Are you a programmer by trade? I became increasingly frustrated with the limitations of all the platforms I've used, I finally decided to take some CS classes this year. It seems that nearly all of my ideas require custom programming not supported by retail platforms, and I am tired of doing things semi-manually in Excel.
i looked at shadow trader before, about 4 years ago. i can not believe they still around. for rookies...anyone know a moving over cross over with fancy background coding
yes, I am a programmer by trade. Even though I've been a software engineer for 30 years, I've been out of the loop as a full time programmer. So there are a lot of technologies that I don't know. I've only been coding on ninja for a short time. But I like C# as a language and it has career enhancing properties.

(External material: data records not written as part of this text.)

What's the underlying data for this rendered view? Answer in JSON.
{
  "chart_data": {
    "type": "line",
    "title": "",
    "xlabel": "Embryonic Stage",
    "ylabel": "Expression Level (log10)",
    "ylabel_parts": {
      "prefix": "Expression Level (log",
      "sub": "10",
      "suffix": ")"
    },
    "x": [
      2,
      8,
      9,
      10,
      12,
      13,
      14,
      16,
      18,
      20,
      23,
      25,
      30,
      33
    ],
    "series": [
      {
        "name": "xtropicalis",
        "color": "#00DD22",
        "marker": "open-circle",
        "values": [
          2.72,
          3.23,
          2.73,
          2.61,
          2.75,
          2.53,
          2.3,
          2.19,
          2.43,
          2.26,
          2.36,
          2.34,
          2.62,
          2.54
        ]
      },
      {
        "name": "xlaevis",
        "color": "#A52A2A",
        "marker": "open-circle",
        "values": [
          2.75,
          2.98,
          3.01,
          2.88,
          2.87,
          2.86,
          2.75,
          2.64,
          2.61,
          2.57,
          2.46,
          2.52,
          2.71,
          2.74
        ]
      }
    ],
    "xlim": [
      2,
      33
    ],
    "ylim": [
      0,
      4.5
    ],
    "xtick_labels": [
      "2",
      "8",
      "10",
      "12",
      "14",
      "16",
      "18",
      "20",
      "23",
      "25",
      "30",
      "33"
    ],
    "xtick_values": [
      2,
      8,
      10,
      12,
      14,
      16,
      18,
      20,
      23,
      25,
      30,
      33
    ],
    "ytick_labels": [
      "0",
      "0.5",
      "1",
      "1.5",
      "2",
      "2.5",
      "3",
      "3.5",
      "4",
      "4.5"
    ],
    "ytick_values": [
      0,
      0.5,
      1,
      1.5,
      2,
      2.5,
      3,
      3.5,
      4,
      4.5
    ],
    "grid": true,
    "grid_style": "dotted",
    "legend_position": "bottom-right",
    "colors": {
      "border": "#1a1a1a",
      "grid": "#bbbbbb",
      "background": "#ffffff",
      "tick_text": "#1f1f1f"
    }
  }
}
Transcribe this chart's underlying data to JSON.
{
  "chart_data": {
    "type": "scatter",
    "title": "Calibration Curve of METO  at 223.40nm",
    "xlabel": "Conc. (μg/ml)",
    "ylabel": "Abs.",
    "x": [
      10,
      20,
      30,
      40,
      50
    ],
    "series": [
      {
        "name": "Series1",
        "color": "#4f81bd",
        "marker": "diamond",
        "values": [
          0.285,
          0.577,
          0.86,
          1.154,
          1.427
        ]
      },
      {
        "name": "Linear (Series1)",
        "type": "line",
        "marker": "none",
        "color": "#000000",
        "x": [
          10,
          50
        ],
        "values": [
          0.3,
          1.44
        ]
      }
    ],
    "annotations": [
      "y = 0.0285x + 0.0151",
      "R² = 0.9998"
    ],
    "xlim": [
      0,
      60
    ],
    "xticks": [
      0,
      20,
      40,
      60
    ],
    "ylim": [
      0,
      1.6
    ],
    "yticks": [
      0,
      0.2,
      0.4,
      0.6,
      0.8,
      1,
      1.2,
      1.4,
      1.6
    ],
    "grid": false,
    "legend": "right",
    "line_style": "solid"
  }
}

From my research, I know that most of the HFT programs are running as C++ under Linux on big PC-based hardware hanging off the exchange. This is the fastest it can get.
The London Exchange tried going to a Microsoft infrastructure and it died. They had to scrap it and go to a Linux based structure.
So writing C#/.Net/Windows over the open internet is not a good formula for fast transations. But that's not what we are doing anyway.
I'm also looking into what protocols the HFT's are using, like FIX. This is supported by the CME and many vendors use it. But I'm thinking that to go that route, you have to write a custom C++ app for talking to the exchange directly and not using any visual charts, etc.
There is an open source java-based framework that does a similar thing. No graphics, just algorithms and order management.
Right now I'd just like to experiment with what ninja can do at the bid/ask level and see how far that can go. One interesting example is the indicator that plots the speed of order flow. I can't remember what it's called, but it is freeware. When orders pick up speed, he displays the bars in a different color and I think there is an audio alert.
I would like to do something like measure the orders based on whether they are at the bid or at the ask. This should give indication as to where the transaction flow might be headed.